According to scientists, in the last 10 years, its concentration in the air of California and in other western regions of the United States began to increase noticeably in August and in other summer and spring months.

Scientists have found that the increase in forest fires in California and other western regions of the United States has led to a sharp increase in the concentration of carbon monoxide and other dangerous compounds in the air during the summer in all regions of North America. This was announced on Tuesday by the press service of the National Center for Atmospheric Research (NCAR).

“The volume of smoke from forest fires has grown so much that they have begun to affect seasonal fluctuations in air quality throughout North America. As a result, in August there was a characteristic spike in the concentration of toxins in the air, which did not exist in the past,” said NCAR researcher Rebecca Buchholz, whose words are quoted by the press service of the center.

One of the most dangerous consequences of global warming is that the frequency and scale of forest fires have increased markedly in recent years. In particular, last year alone, wildfires in California affected over 2.6 million hectares of forest, which is about 6.1% of the total area of the state. The total level of economic damage exceeded $12 billion, and several dozen residents of the state died as a result of the fires.

Buchholz and her colleagues studied for the first time how the sharp increase in forest fires in the western regions of the United States, which occurred in the last 10 years, affected air quality. To do this, scientists tracked with the help of NASA satellites how the concentration of carbon monoxide, one of the main products of mass gorenje forests, changed in the air over the western states of the United States, as well as over other regions of the continent.

Consequences of forest fires

In general, as the researchers note, the concentration of carbon monoxide in the world has been gradually falling over the past two decades, decreasing by about 0.5% every year. In contrast, in the last 10 years, its concentration in the air of California and in other western regions of the United States began to increase noticeably in August and in other summer and spring months, which account for the maximum of forest fires.

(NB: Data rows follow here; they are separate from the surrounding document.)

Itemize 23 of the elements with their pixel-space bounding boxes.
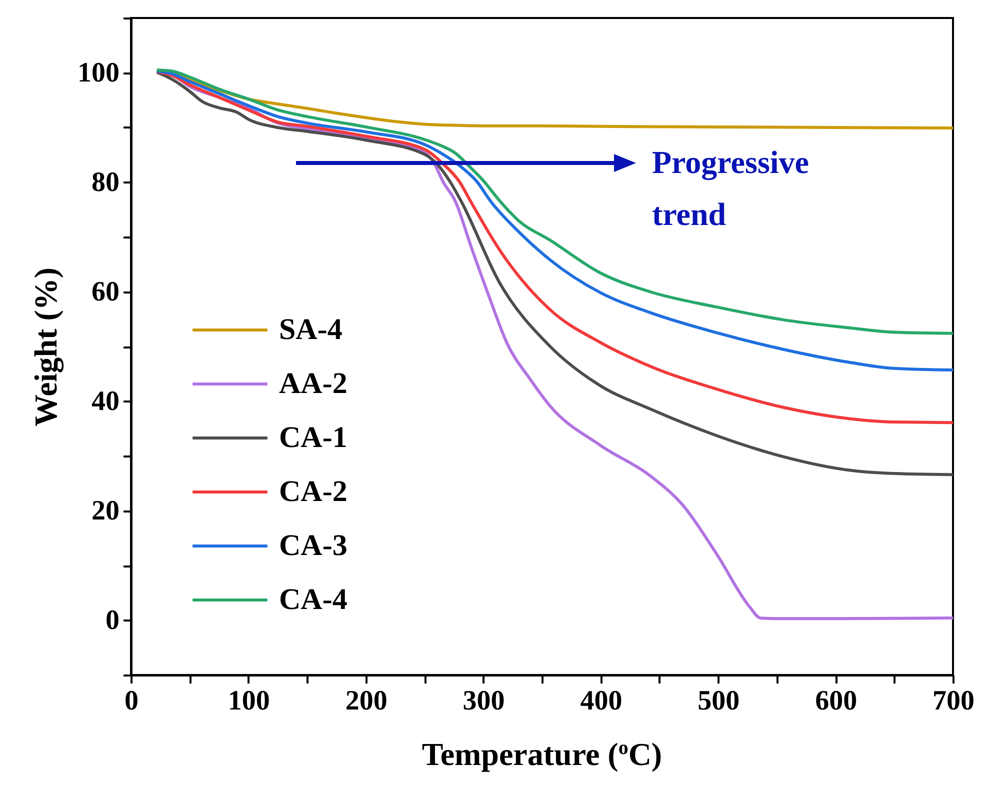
- x-tick-label: 600: [815, 686, 858, 716]
- legend-label: SA-4: [279, 313, 342, 346]
- legend-label: CA-4: [279, 583, 348, 616]
- y-tick-label: 100: [78, 57, 120, 88]
- x-tick-label: 300: [462, 686, 505, 716]
- x-tick-label: 500: [698, 686, 740, 716]
- y-tick-label: 20: [92, 495, 120, 526]
- x-tick-label: 200: [345, 686, 388, 716]
- x-tick-label: 0: [124, 686, 138, 716]
- x-tick-label: 400: [580, 686, 622, 716]
- legend-label: CA-3: [279, 529, 348, 562]
- y-tick-label: 40: [92, 386, 120, 417]
- y-tick-label: 60: [92, 276, 120, 308]
- x-tick-label: 100: [228, 686, 270, 716]
- y-tick-label: 80: [92, 166, 120, 198]
- y-tick-label: 0: [106, 604, 120, 636]
- x-axis-title: Temperature ($^{o}$C): [422, 736, 662, 772]
- legend-label: CA-2: [279, 475, 348, 508]
- legend-label: AA-2: [279, 367, 348, 400]
- y-axis-title: Weight (%): [28, 267, 64, 427]
- x-tick-label: 700: [932, 686, 974, 716]
- legend-label: CA-1: [279, 421, 348, 454]
- annotation: Progressive trend: [652, 144, 809, 232]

Similar, but less significant spikes were recorded by researchers in different cities and regions on the opposite side of the United States, as well as in the southern provinces of Canada. Similarly, the proportion of potentially toxic aerosols in the air throughout North America has changed. It increased sharply in June-September, during the peak of forest fires.

Such trends, as scientists note, are absent in the data that were collected by the environmental agencies of the United States in the first decade of the XXI century and in previous historical epochs. According to Buchholz and her colleagues, this suggests that forest fires in the western United States have begun to significantly affect the ecology and air quality of the entire continent as a whole.

As scientists suggest, this problem may become even more acute in the future, as the frequency of forest fires will continue to grow rapidly in the coming decades as a result of a decrease in precipitation and a rapid increase in summer and spring temperatures in the western United States. This suggests the need to develop new measures as soon as possible to combat this form of natural disasters, the researchers concluded.